Treasured knives contain meteorite, gold and... dung
For many, a Swiss Army knife – with corkscrew – is more than ample for everyday life... but many French people feel a pocket knife is more than just a tool to cut off a hunk of sausage and is, often, also a precious object to treasure.
Surprising, then, that some knife-makers use cow dung to make their knives a cut above.
New techniques and designs are being created in the key centres of the coutellerie craft like Thiers in Puy-de-Dôme, along with Laguiole in Aveyron and Nontron in Dordogne where knife-making is a living heritage business (Entreprise du Patrimoine Vivant).
Couteliers always seek to innovate and Robert Beillonnet, a two-time Meilleur Ouvrier de France, was the first to use dung... as a protest against the ban on using ivory, one of his favourite handle materials.
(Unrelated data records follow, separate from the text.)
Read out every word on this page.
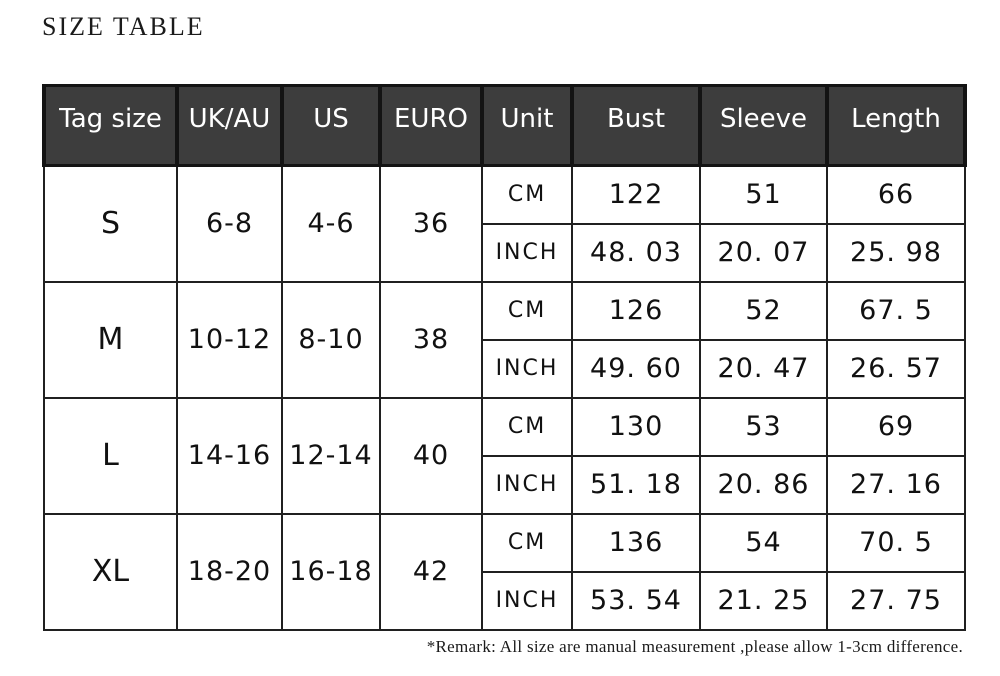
SIZE TABLE
Tag size	UK/AU	US	EURO	Unit	Bust	Sleeve	Length
S	6-8	4-6	36	CM	122	51	66
				INCH	48. 03	20. 07	25. 98
M	10-12	8-10	38	CM	126	52	67. 5
				INCH	49. 60	20. 47	26. 57
L	14-16	12-14	40	CM	130	53	69
				INCH	51. 18	20. 86	27. 16
XL	18-20	16-18	42	CM	136	54	70. 5
				INCH	53. 54	21. 25	27. 75
*Remark: All size are manual measurement ,please allow 1-3cm difference.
The dung is dried, worked in resin to stabilise it and has gold decoration. It does not smell.
Now it has been taken up by other artisans, such as Pome Castanier of Lozère’s Mercorne, who said it “looked like lace”.
Innovation in blades means some hunt their own iron ore minerai de fer to create just exactly the metal they want.
Handles are made of exotic woods such as ironwood, bamboo or rosewood, metals such as titanium or aluminium chips and even boar bone, fossil mammoth bone, many different kinds of stone and even, at coutelier Perceval, meteorite.
In Thiers, coutelier Roland Lannier is a 21-years artisan, who worked for a company until 2014 then decided to go it alone “to find something different”. He said: “We are lucky here where a knife is still part of everyday life, used to cut some sausage but I love the aesthetic side, where I can stimulate my creativity to do new things.”
That means using old LPs or Michelin tyres or tartan material to make his pocket knife designs, while his table knives, are in some top restaurants.
“I make the whole knife from the steel for the blade to working the handle material. I started with my ‘Punk’ design using tartan material, which was just adapting what was common, as we previously used plain textile for the base layer.
“Making a handle from LPs was a step further and the Michelin knife was a joke on chefs who chase Michelin stars but having said that, if the tyre does 35,000km on the road it will easily last in a kitchen!